Haar nieuwste boek, geschreven in een vormvaste en vaak inventieve stijl (‘Overigens heeft iedereen hier in Rome te maken met een vorm van zintuigvergiftiging…’) draait opnieuw om Italië als het land van dubieuze privileges, steekpenningen, foute vrienden, geschiedvervalsing en verdringing. Ilaria krijgt van de plotseling in het trappenhuis opgedoken man te horen dat haar vader in Ethiopië, het vroegere Abessinië, een zoon heeft verwekt toen hij daar verbleef tijdens de Italiaanse bezetting in het begin van de twintigste eeuw. En hij zou diens zoon zijn. Ilaria, overigens ook haar broer, vinden het een vreemd verhaal, aangezien ze van hun vader nooit gehoord hebben dat hij ooit in dat land is geweest. Maar ze kunnen het hem niet meer voorleggen aangezien hij ondertussen zwaar dement is geworden.
Melandri gebruikt met name de perspectieven van Ilaria en Shimeta om inzicht te verschaffen over het Italië van destijds, het fascistische regime van Mussolini, dat in het eerste kwart van de twintigste eeuw een groot en machtig rijk wilde vestigen door onder meer Abessinië te bezetten – de Italianen werden er de ‘Talian’ genoemd –, zoals al eerder Eritrea en Libië werden gekoloniseerd. Daarnaast komt de moeizame omgang met dat eigen verleden in het begin van de eenentwintigste eeuw aan bod, toen premier en mediatycoon Silvio Berlusconi de zeer omstreden Libische leider kolonel Gadaffi op uiterst gênante wijze in de watten legde om de stroom vluchtelingen uit Afrika maar in te kunnen dammen.
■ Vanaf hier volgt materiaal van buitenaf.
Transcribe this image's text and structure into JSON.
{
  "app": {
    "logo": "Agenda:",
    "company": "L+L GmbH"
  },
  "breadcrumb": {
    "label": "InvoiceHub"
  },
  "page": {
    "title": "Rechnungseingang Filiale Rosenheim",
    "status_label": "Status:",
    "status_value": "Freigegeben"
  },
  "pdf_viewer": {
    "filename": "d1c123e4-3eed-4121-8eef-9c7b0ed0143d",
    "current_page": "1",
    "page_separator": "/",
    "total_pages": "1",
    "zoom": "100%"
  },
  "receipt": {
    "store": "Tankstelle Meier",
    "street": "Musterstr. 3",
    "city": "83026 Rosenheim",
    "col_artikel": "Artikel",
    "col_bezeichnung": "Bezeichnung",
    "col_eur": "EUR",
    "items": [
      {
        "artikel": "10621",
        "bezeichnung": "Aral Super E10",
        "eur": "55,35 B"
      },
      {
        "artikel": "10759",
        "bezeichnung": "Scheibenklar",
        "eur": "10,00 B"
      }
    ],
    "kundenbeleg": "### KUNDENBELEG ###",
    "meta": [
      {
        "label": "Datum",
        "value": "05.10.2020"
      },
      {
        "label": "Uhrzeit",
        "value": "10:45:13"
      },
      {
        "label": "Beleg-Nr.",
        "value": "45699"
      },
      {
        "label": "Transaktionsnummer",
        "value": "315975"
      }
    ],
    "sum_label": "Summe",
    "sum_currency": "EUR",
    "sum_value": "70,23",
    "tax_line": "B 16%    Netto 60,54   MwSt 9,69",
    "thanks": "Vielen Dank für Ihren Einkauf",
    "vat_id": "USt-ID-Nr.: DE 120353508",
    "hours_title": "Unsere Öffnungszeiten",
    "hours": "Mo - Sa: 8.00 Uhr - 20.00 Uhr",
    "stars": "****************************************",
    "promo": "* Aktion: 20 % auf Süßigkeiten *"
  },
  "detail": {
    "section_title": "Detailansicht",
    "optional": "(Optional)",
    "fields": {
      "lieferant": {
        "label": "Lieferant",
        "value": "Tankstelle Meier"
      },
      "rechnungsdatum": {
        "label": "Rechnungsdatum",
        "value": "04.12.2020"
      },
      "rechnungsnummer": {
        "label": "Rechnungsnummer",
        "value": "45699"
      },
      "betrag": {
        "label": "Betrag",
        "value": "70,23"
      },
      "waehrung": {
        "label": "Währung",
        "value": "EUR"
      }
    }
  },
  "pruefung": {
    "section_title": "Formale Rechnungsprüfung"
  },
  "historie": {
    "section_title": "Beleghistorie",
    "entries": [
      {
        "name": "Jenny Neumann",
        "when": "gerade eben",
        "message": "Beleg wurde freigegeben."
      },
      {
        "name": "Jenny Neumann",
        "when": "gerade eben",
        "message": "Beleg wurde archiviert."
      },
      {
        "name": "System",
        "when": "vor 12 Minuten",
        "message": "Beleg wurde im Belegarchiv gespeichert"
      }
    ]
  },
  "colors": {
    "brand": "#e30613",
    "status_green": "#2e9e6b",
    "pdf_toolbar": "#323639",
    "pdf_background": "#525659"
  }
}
Gedurende de hele verkiezingscampagne zonden de tv-zenders van het particuliere mediaconcern Mediaset met hamerende regelmaat een video uit van een groep jongeren op de witte trappen van het Vierkante Colosseum in de wijk EUR die het lied ‘Gelukkig dat Silvio er is’ playbackten. De mannen hadden gladgeschoren wangen, de vrouwen droegen bravemeisjesrokken boven oogverblindende rechtse benen; hun gezichten waren allemaal nagenoeg perfect, geschikt voor reclames voor gebitsverzorgende producten.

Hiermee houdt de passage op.